From Seed to Towering Beauty: The Lifecycle of Redwood Trees

The magnificent redwood trees are a sight to behold, reaching incredible heights and captivating the imagination of all who encounter them. These towering beauties have a fascinating lifecycle that begins with a tiny seed and culminates in the majestic giants we see today. In this article, we will delve into the lifecycle of redwood trees, exploring the stages of germination, growth, and maturation. We will also uncover the unique characteristics and environmental requirements of these remarkable trees. So, let’s embark on a journey through the lifecycle of the coast redwood tree.

The Seeds of Life

Collecting Seeds

The lifecycle of a redwood tree begins with the collection of seeds. Redwood trees flower between December and January, and their blooms give rise to cones that develop over the following months. These cones, which are about an inch long, contain tiny seeds, approximately the size of a tomato seed. To collect redwood cones, one must venture into areas with mature redwoods after a rainstorm. The most viable seeds are found within the cones, making November and December the prime months for collection. Each cone can hold up to 100 seeds, ensuring a bountiful supply for propagation.

In the UK, many of the trees, with the exception of some of the originals in Scotland are too young to produce cones, if they do produce cones you may have almost zero germination rate.

Buy seeds for all three types of redwoods from our store.

Stratifying Seeds

Once the seeds are collected, they undergo a process called stratification to enhance their germination potential. The cones and seeds are placed in a freezer bag or plastic box along with perlite or coconut coir in a specific ratio. The bag is then sealed and kept in a refrigerator for about 20 – 60 days. It is crucial to maintain the right level of moisture by periodically checking and misting the perlite if it begins to dry out. This stratification process prepares the seeds for optimal germination.

Planting Seeds

After stratification, the seeds are ready for sowing. Redwood seeds are best planted in a soil mix that mimics the conditions of the forest understory. A recommended blend consists of organic nutrient-rich topsoil, perlite for drainage, coconut coir for moisture retention, compost for added nutrients, and a mycorrhizal and/or fertilizer mix. The soil mix should have a slightly acidic pH of 5.5 to 6.5. The seeds are spread across the soil surface, with approximately 12 seeds per 3 square inches. A light dusting of soil and a thin layer of perlite are then added to cover the seeds and prevent dampening off.

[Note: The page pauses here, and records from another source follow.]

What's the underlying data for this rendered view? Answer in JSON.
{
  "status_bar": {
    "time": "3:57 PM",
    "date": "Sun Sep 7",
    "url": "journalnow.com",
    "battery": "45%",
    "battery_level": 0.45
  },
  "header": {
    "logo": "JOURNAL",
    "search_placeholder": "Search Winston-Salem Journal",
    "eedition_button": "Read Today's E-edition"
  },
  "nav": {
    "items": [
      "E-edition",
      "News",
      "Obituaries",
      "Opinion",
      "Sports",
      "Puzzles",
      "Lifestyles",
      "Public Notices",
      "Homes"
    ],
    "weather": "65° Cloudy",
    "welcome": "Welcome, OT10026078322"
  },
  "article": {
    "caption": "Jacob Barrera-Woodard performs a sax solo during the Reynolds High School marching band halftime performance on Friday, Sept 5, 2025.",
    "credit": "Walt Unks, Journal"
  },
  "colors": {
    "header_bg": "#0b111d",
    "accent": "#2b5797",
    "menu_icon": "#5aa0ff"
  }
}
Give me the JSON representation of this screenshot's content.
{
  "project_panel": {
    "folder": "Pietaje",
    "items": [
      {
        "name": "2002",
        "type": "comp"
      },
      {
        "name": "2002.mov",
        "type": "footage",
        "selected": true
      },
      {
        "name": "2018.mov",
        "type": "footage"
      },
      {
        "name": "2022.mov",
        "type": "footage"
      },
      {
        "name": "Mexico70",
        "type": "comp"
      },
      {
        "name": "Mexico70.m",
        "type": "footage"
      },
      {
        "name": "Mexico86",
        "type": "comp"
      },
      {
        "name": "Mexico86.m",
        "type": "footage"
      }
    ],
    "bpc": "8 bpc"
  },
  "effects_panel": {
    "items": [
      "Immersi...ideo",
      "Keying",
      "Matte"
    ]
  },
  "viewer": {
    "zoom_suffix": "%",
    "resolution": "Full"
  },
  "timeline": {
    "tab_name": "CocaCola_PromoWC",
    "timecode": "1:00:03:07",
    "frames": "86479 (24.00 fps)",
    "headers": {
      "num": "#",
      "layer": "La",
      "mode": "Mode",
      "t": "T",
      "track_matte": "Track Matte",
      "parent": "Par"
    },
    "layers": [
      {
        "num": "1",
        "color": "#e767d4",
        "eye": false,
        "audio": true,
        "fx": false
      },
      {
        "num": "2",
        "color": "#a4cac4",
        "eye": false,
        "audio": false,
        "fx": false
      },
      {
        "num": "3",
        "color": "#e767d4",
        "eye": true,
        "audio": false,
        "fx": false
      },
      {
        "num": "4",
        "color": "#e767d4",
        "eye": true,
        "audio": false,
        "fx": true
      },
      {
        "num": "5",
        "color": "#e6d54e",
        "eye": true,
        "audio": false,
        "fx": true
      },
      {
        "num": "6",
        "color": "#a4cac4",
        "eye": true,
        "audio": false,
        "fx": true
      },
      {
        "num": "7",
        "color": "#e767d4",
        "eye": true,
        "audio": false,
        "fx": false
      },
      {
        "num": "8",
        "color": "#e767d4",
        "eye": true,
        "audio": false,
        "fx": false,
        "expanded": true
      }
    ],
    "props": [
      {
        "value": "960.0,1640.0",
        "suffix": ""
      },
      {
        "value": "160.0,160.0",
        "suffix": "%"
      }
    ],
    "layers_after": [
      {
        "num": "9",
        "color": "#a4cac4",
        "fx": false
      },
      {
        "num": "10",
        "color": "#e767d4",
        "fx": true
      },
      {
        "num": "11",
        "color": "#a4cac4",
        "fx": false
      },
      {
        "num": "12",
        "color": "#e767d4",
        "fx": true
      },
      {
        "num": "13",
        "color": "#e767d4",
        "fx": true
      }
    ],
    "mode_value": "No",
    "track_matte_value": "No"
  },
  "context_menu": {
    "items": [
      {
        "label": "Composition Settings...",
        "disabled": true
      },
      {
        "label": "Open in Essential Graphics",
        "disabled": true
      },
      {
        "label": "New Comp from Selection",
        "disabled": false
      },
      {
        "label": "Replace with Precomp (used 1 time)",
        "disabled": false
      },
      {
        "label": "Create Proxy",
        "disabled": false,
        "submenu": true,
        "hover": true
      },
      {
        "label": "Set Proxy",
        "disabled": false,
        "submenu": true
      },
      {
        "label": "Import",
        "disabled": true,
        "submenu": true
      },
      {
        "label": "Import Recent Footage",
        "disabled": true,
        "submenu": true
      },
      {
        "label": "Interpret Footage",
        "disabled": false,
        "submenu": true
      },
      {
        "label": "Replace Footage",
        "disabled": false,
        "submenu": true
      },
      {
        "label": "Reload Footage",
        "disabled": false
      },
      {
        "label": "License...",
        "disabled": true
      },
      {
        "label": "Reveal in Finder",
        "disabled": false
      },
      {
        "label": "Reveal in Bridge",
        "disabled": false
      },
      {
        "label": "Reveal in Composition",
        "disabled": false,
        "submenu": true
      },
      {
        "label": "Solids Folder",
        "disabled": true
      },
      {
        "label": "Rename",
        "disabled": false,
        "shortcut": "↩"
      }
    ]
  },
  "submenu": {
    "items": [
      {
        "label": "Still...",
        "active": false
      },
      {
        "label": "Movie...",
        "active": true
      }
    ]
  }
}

Germination and Early Growth

Sprouting Seeds

The germination process begins as the seeds secure themselves in the soil. The first root emerges, anchoring the seedling and absorbing water for growth. Simultaneously, the embryonic shoot emerges from the soil, with the shoot leaves either appearing above ground or decomposing beneath the surface as the rest of the shoot grows upward. This sprouting stage marks the birth of a new redwood tree.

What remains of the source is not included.